Blair carefully digging up a seismometer a few kilometers from base. Science gear weighs a lot and even being able to drive Ski-doos to within about a kilometer of this site it probably took us the best part of two hours for Blair, Ben and I to get everything onto the pulks and tow it back up the glacier.
More training. Fuchs being used by some of the fire team to practice blind searchs.
First up I did a day with Ben (Electronics Engineer) and Ian (Pilot) to the Welch Hills and Traverse Mountains a short flight south of Rothera. These sites were in a spectacular location a short flight down the peninsular
Old depot – new science. While at the second site we were also meant to remove an old depot. We had originally thought that the depot was American but on opening the manfood box we realised it was British. (The marmite is the giveaway!) This food was pre- use by date but some of it was manufactured in 1970. The chocolate still tastes great but we werent brave enough to try anything else.

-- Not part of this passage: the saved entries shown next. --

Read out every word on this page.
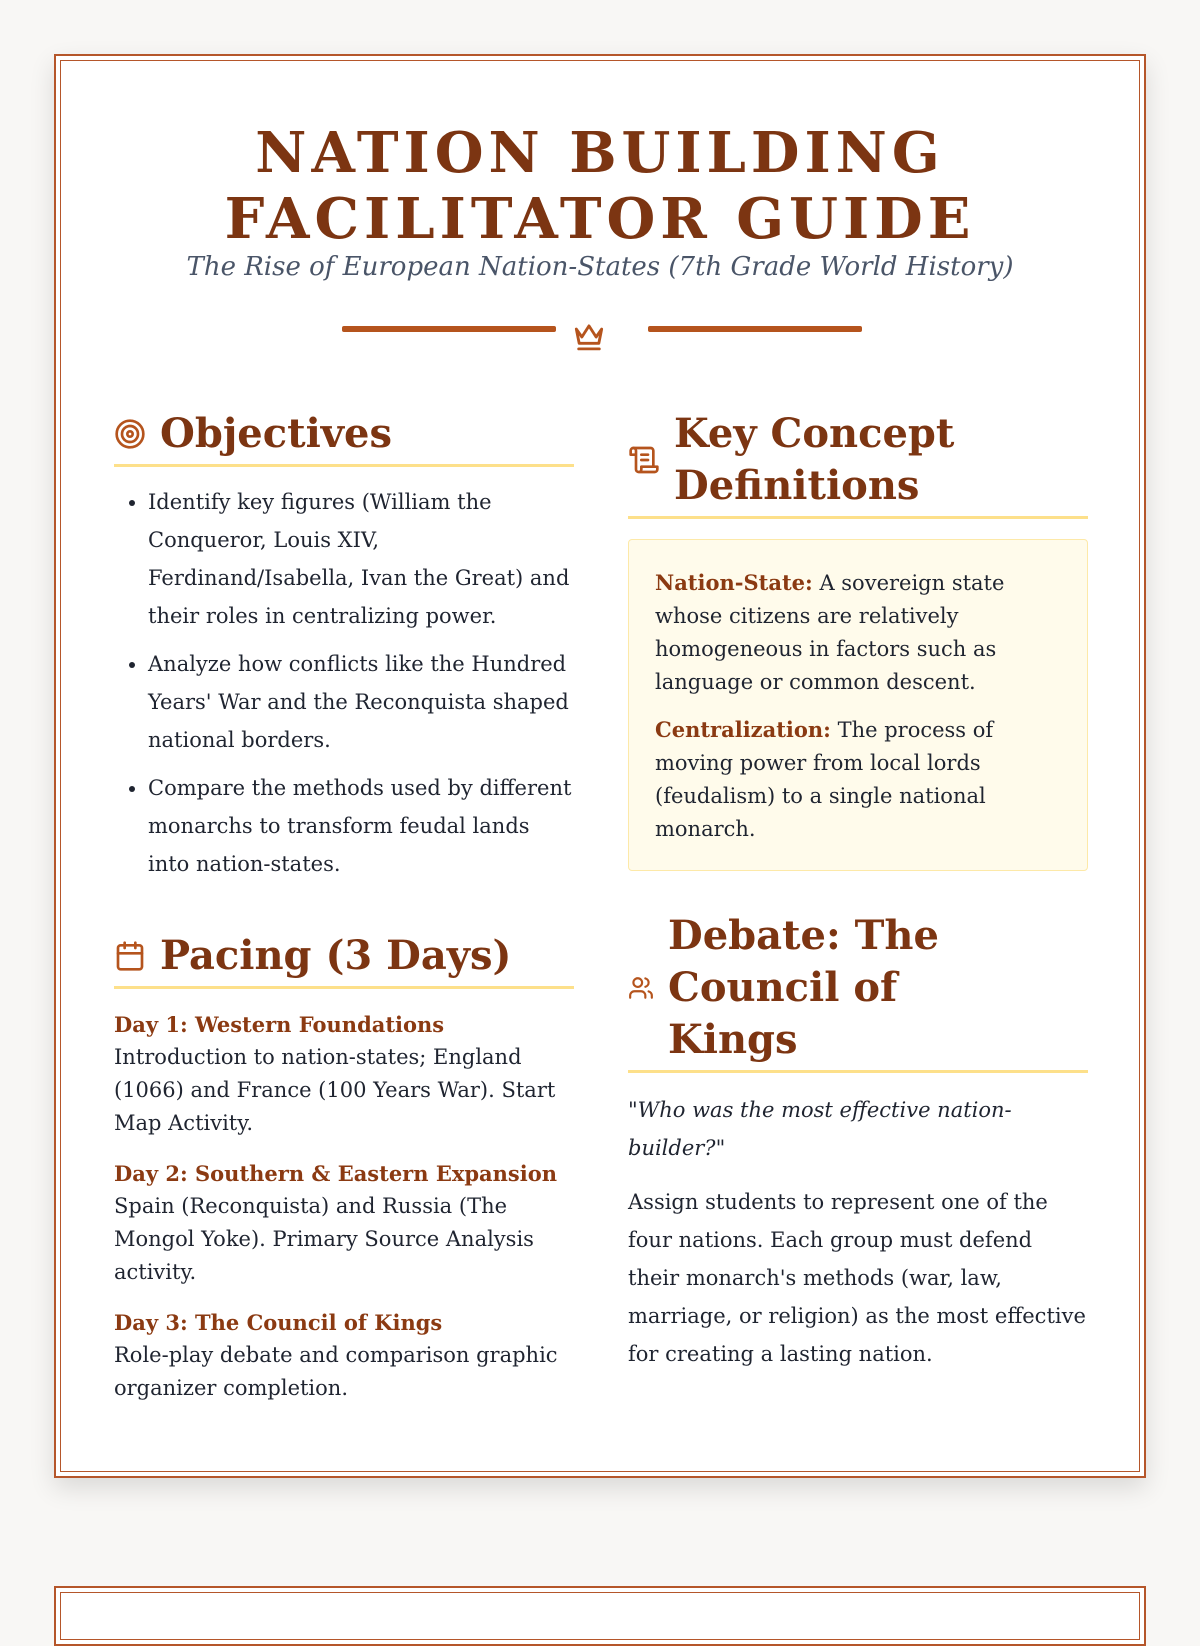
NATION BUILDING
FACILITATOR GUIDE

The Rise of European Nation-States (7th Grade World History)

Objectives
• Identify key figures (William the Conqueror, Louis XIV, Ferdinand/Isabella, Ivan the Great) and their roles in centralizing power.
• Analyze how conflicts like the Hundred Years' War and the Reconquista shaped national borders.
• Compare the methods used by different monarchs to transform feudal lands into nation-states.
Pacing (3 Days)
Day 1: Western Foundations
Introduction to nation-states; England (1066) and France (100 Years War). Start Map Activity.
Day 2: Southern & Eastern Expansion
Spain (Reconquista) and Russia (The Mongol Yoke). Primary Source Analysis activity.
Day 3: The Council of Kings
Role-play debate and comparison graphic organizer completion.
Key Concept
Definitions

Nation-State: A sovereign state whose citizens are relatively homogeneous in factors such as language or common descent.

Centralization: The process of moving power from local lords (feudalism) to a single national monarch.

Debate: The Council of
Kings
"Who was the most effective nation-builder?"
Assign students to represent one of the four nations. Each group must defend their monarch's methods (war, law, marriage, or religion) as the most effective for creating a lasting nation.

Science on the Larsen C. The larsen C has become well known in recent years after the collapse of the Larsen B iceshelf in 2002. Recently the largest Iceberg ever recorded (the A68) broke off the Larsen C. BAS personnel now have to have a plane with them at all times while working on this Iceshelf.
A68 Iceberg edge. One of our tasks was to photograph the A68 Berg which is reported to be the same size as Wales or London depending who you ask (A bit like saying “as deep as the grand canyon” it doesnt really mean anything other than its really big).
Hammer plate Seismic’s on the Larsen C, Emma manning the computer and Jim hammering the plate. There are Geo phones every 10m for 200m which measure the shock of the hammer down the line. I’m assured that this is world class science.
The tent all set up for the night. I have been trialing a new tent made by “Arctic Oven” which is massive but not as heavy as the traditional pyramid tents. With Jim and Emma on the Larsen they were so busy with hammering etc they actually only came into the tent for a nap at 7am! I estimated that Jim had done over 500 hits with the sledge hammer and walked over 10km through the night. (I did help out till midnight and then made then tea at 3am and checked on them at 5!)
Coming in to land at Union Glacier. Straight after being on the Larsen C for two days I flew further onto the continent via Fossil Bluff, Sky Blu and Union Glacier (The field camp of the commercial operator A.L.E). Myself, Alex (Electronics Engineer), Dave and Mark (both Pilots) flew out to the Foundation ice stream to pick up some instruments that will be redeployed later this season.
I dont have many photos of the Foundation Ice stream as the weather was chasing us. Above – Dave getting a quick nap after some digging before another flight.
My next big chunk of work will be at Halley on the Brunt ice shelf a base that has been in the news a lot this year. Should be interesting!